What is the running time of this algorithm of prime factorization?

Question

I recently figured out my own algorithm to factorize a number given we know it has $2$ distinct prime factors. Let:

$$ ab = c$$

Where, $a<b$

Then it isn't difficult to show that:

$$ \frac{c!}{c^a}= \text{integer}$$

In fact,

$$ \frac{c!}{c^{a+1}} \neq \text{integer}$$

So the idea is to first asymptotically calculate $c!$ and then keep dividing by $c$ until one does not get an integer anymore.

Edit

I just realized a better algorithm would be to first divide $c^{\lfloor \sqrt {c} /2\rfloor }$. If it is not an integer then divide by $c^{\lfloor \sqrt {c} /4\rfloor }$. However is it is an integer then divide by: $c^{3\lfloor \sqrt {c} /4 \rfloor }$ . And so on ...

Question

I was wondering if this already existed in the literature? And what is the running time of this algorithm? Can this algorithm be improved upon?

Answer 1

The best factoring algorithm currently available is the General Number Field Sieve. Numbers of more than 200 decimal digits have been factored using this method.

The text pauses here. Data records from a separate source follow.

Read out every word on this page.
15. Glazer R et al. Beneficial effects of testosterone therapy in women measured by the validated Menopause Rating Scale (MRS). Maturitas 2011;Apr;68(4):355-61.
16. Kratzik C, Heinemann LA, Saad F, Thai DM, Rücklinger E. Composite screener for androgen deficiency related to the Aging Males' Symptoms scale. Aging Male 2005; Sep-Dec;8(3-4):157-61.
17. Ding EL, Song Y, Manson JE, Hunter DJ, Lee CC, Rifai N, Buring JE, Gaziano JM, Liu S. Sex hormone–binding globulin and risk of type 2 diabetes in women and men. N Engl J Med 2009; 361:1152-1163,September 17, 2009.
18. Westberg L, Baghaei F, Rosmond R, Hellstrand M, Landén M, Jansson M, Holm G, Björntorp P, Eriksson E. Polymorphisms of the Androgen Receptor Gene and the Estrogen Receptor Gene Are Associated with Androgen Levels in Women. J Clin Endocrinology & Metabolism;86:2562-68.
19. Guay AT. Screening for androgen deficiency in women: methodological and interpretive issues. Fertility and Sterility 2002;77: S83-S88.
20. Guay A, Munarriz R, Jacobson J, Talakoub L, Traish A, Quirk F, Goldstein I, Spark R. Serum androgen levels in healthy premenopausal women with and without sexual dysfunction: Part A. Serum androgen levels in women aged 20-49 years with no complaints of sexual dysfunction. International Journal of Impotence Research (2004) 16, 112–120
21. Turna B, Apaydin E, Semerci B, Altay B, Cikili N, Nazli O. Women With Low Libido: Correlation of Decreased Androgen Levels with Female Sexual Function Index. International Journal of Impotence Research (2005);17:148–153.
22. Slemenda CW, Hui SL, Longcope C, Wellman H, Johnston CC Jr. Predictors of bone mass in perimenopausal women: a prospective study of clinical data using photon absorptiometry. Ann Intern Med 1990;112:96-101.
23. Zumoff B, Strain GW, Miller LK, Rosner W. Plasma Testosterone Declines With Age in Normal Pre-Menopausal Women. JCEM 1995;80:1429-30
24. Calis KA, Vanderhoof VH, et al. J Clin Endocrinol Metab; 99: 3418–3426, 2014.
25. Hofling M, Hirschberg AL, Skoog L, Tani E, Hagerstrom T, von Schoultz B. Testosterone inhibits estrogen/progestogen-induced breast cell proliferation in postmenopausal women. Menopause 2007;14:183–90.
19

The factorial of such a number would have more than $10^{200}$ digits $-$ where on earth are you going to put them all? And that's even before you start your trial divisions. I'm afraid your method is completely impractical as a factoring algorithm.

Answer 2

Not sure about correctness, but since $c$ has a representation in $\log c$ bits, you have to make $\Theta(c)$ multiplications to do this naively, so this algorithm is expoential, not polynomial

UPDATE

The edit improves on the number of divisions, but not on the number of multiplications. Unless you find a way to compute $c!$ in an order less than $c$ (perhaps by considering the Gamma function, but not sure), the running time will stay exponential.

Answer 3

The basic algorithm takes about $p$ divisions to find the smallest prime factor $p$ of your number, which in the worst case is around $\sqrt{c}$. Each step requires dividing a huge number* by $c$, which takes about $c\log^2 c$ time, for a total runtime of about $cp\log^2c$. This is much worse than trial division!

Here is a straightforward implementation of your algorithm:

fac(c)=my(N=c!); for(a=0,sqrtint(c), N/=c; if(denominator(N)>1, return(a))); c

This uses a fast algorithm to compute the factorial and then simple division to find the factor. Finding a factor of a random number I generated, 924233, with this algorithm took about 1.5 seconds, an eternity for such a small number. I then tried to do the same with the larger number 107231893 which nearly crashed my machine -- the 814,536,627-digit factorial caused my memory to thrash.

Your variant algorithm won't help with the memory issue, but there is a fix. If you factor (!) $c$ first, then you can work with the exponents on $a$ and $b$ only. So instead of storing that huge number we can work with the much more manageable $$ a^{10980}b^{9767} $$ which you can do binary splitting as you propose. But you can improve on this by merely choosing the prime with the largest exponent which will of course be the smallest prime factor. So really all your algorithm needs to become efficient is to do a little bit of preprocessing beforehand with an efficient factorization algorithm.

* This can be done with Jebelean's bidirectional algorithm, which will save a factor of about 4 from the runtime.